Madison Avenue couldn't have planned a better publicity stunt

Or, at least they would have charged an arm and a leg for events that landed in the laps of folks planning Bellingham's 2nd annual gay youth art show.  Just before their show opened at Allied Arts' Cornwall Avenue gallery, Krystal Bennett, a student out at Ferndale High School, decided to run for "prom king."  Heaven forbid, the prom king is supposed to be male while "prom queen" is female, but Krystal, being lesbian, decided to give it a try.

Students elected her, partially for laughs and also, to be perfectly honest, not that many people cast a ballot for prom royalty.  It's not quite like voting for president of the United States. 

Ferndale High School didn't have any rules banning opposite gender from running for prom titles.  The issue had just never come up in that rural school district, so Krystal was allowed to keep the title and doing so, broke new ground.

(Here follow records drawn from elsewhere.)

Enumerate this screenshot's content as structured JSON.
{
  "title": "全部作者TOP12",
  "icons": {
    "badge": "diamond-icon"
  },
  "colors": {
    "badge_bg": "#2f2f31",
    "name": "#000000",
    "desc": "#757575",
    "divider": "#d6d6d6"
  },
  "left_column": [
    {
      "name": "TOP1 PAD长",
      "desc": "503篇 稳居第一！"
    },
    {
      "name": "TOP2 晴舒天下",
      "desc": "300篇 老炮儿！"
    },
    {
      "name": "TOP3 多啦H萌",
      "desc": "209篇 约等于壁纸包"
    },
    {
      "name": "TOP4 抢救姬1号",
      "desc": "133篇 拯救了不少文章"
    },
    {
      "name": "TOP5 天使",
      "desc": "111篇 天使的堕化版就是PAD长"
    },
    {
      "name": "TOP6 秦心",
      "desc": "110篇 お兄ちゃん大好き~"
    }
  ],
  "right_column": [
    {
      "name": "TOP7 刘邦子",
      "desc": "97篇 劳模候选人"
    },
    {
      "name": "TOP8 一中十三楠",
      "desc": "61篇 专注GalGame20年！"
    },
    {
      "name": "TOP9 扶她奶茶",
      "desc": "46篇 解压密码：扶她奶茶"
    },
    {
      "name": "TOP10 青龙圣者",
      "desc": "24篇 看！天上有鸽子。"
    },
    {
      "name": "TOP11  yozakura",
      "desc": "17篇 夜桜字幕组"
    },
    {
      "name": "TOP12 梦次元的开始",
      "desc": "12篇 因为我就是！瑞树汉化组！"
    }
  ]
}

Meanwhile, back at Allied Arts, students, volunteers and parents from Bellingham's P-Flag organization (Parents and Friends of Lesbian and Gays) were busy setting up the show.  One P-Flag mom decided to let KOMO, a Seattle TV station, know about Ferndale High School's "first ever female prom king."  A story got onto the evening news and before long, everyone was talking.  The art show opened to such a big crowd that people had to step outside for fresh air, but that wasn't all.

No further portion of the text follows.